4.7. Measurement of Phytohormones

The concentrations of phytohormones, including JA, salicylic acid (SA) and abscisic acid (ABA) were measured using the corresponding kits obtained from the Nanjing Jiancheng Biological Engineering Institute (NJBI, Nanjing, China), with 4 replications for each treatment combination. Leaf samples (0.15 g) from each sample were ground into a homogenized powder in liquid nitrogen and transferred into a 2 mL centrifuge tube with 1.5 mL 0.1 mol/L of phosphate buffered saline (PBS) (pH 7.2). After centrifugation (6000 rpm, 15 min, 4 °C), 10 μL of the resulting supernatant was loaded into the well of the ELISA plate to which 40 μL of PBS had been previously added. The ELISA plate was wrapped with aluminium foil and then incubated at 37 °C for 30 min. The plate was washed five times with PBS. Then, 100 μL of chromogenic solution was added to each well, and the plate was incubated at 37 °C for 15 min in the dark. Finally, 50 μL of termination solution was added to each well. The absorbance of phytohormones was measured at 450 nm with a microplate reader (Molecular Devices, San Jose, CA, USA). The concentration of phytohormones was calculated using a five-point standard curve (JA: 62.5, 125, 250, 500 and 1000 pmol/L; SA: 75, 150, 300, 600, 1200 pmol/L; ABA: 18.75, 37.5, 75, 150 and 300 μg/L) that was developed with the corresponding standards (supplied with the kits). The test results were validated with both positive and negative controls.
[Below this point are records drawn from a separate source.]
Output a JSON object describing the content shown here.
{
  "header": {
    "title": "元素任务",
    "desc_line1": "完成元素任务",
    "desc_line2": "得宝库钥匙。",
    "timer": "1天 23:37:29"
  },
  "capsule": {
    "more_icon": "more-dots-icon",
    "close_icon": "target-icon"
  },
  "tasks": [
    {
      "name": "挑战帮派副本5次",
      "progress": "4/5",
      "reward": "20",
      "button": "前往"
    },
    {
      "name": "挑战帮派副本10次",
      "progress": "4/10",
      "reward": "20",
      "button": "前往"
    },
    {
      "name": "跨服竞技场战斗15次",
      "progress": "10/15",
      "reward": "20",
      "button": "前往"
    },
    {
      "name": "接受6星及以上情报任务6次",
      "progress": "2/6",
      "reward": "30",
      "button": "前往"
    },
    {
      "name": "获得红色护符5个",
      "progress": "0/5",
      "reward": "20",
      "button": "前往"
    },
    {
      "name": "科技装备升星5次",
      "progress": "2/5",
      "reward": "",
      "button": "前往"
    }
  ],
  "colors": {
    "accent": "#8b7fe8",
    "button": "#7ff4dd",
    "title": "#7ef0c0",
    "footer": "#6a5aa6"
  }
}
4.8. Volatile Organic Compound (VOC) Collection and Quantification

To determine the number and quantity of volatiles emitted from the above plants, headspace volatile samples were collected in a climate room (25 ± 2 ℃, RH 60–65%). In brief, two hours before volatile trapping, the soil in pots was carefully wrapped with aluminum foil. One plant (four plants per each treatment combination) was placed in a 1-L glass jar. The jars were closed with a Viton-lined inert glass lid with an inlet and an outlet. Air was removed using a vacuum pump at 500 μL/min, and the incoming air was purified through a stainless-steel cartridge filled with 200 mg Tenax-TA (20/35-mesh; Grace-Alltech, Deerfield, MA, USA). A similar cartridge was used to trap the emitted plant volatiles at the outlet. After 10 h of trapping under continuous light (4750 ± 86 lx), the trap was rinsed with 250 μL of N-hexane. For each treatment combination, the volatile collection was repeated five to seven times, and collections were performed for each treatment in parallel on each experimental day in replicates.
Samples were analyzed with a GC–MS–2010 instrument (Shimadzu Corp., Kyoto, Japan) consisting of an Agilent 6890 Series gas chromatograph (Agilent, Santa Clara, CA, USA) that was coupled to a 2010 Plus single quadrupole mass spectrometer. Separations were performed using an HP-5 capillary column (JB DB-WAX, 29 m, 0.25 mm id, 0.25 µm film thickness, Agilent Technologies, Santa Clara, CA, USA) with helium as the carrier gas. The initial oven temperature of 50 °C was maintained for 3 min and then raised to 230 °C at a rate of 8 °C/min, with an additional 7.5 min of hold time. The gas flow was set to achieve a constant linear velocity of 2 μL/min, with no split. The total run time was 50 min, and the injection temperature was set at 250 °C. The mass spectrometer was operated in electron impact (70 eV) in the interval of 50–550 m/z with a scan velocity of 5000 amu/s and a solvent cut time of 1.9 min. Before the analysis, a solvent blank was analyzed (pure n-hexane solution), and then an analytical blank was obtained by extracting an unexposed cartridge with 2 mL of n-hexane solution. Peak areas were automatically normalized to the standard internal area, and metabolite identification was performed by comparing each peak’s mass spectrum with the NIST library collection (NIST, Gaithersburg, MD, USA). Relative quantification was based on the peak area of each component of the volatiles. The linear index difference max tolerance was set at 10, while the minimum matching for the NIST library search was set at 85%. Using the Kovats index, identification was further confirmed by analyzing a series of hydrocarbons (C10-C26).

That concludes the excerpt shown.